- Madeline Weiss, Director
Leading Your Firm's Ecosystem

Managing the data that flows from IoT devices often means connecting in new and more complex ways with a wide range of organizations and managing new kinds of relationships with important stakeholders. For example, WASH relies heavily on its 50,000 customer partners, payment processors, equipment vendors, and telecommunication providers - and they rely on WASH.
ARM, a UK-based developer of processor architectures for IoT chips, provides an example of collaborating with partners in a very profitable ecosystem built around an open platform. How do firms decide on the right time to enter or form an ecosystem, assess risks, and determine their roles (including whether they should lead)? If leadership is appropriate, how open an approach should the firm take? Michael Barrett of the University of Cambridge answered these questions at a recent Advanced Practices Council meeting, held in Philadelphia, in September of this year (2016). He provided cases of successful ecosystems and provided a checklist of questions to address, some of which may be useful to you:
As a Collaborating Firm:
Who else is part of the ecosystem and how are partners selected?
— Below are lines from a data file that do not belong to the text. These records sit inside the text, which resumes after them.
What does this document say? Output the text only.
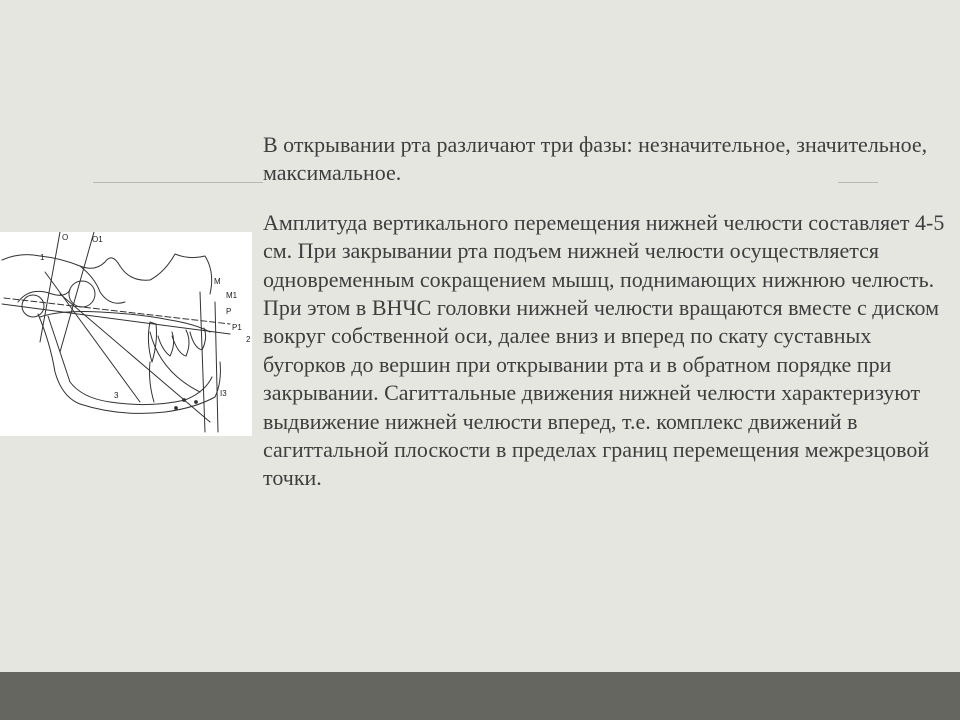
O	O1
1
M
M1
P
P1
2
3	I3

В открывании рта различают три фазы: незначительное, значительное, максимальное.

Амплитуда вертикального перемещения нижней челюсти составляет 4-5 см. При закрывании рта подъем нижней челюсти осуществляется одновременным сокращением мышц, поднимающих нижнюю челюсть. При этом в ВНЧС головки нижней челюсти вращаются вместе с диском вокруг собственной оси, далее вниз и вперед по скату суставных бугорков до вершин при открывании рта и в обратном порядке при закрывании. Сагиттальные движения нижней челюсти характеризуют выдвижение нижней челюсти вперед, т.е. комплекс движений в сагиттальной плоскости в пределах границ перемещения межрезцовой точки.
Is it ecosystem young enough to be influenced and can we influence it?
Are we in a market where novelty and first mover advantage are valuable?
Are we "market ready" to demonstrate value and leverage the ecosystem?
As an Ecosystem Leader:
How are we developing your vision and value in the long and short term?
How are we limiting which stakeholders are able to join?
How are we attempting to define roles and stakeholder contributions?
How are we shaping norms of collaboration and competition?
How are we limiting short-term domination of proprietary value?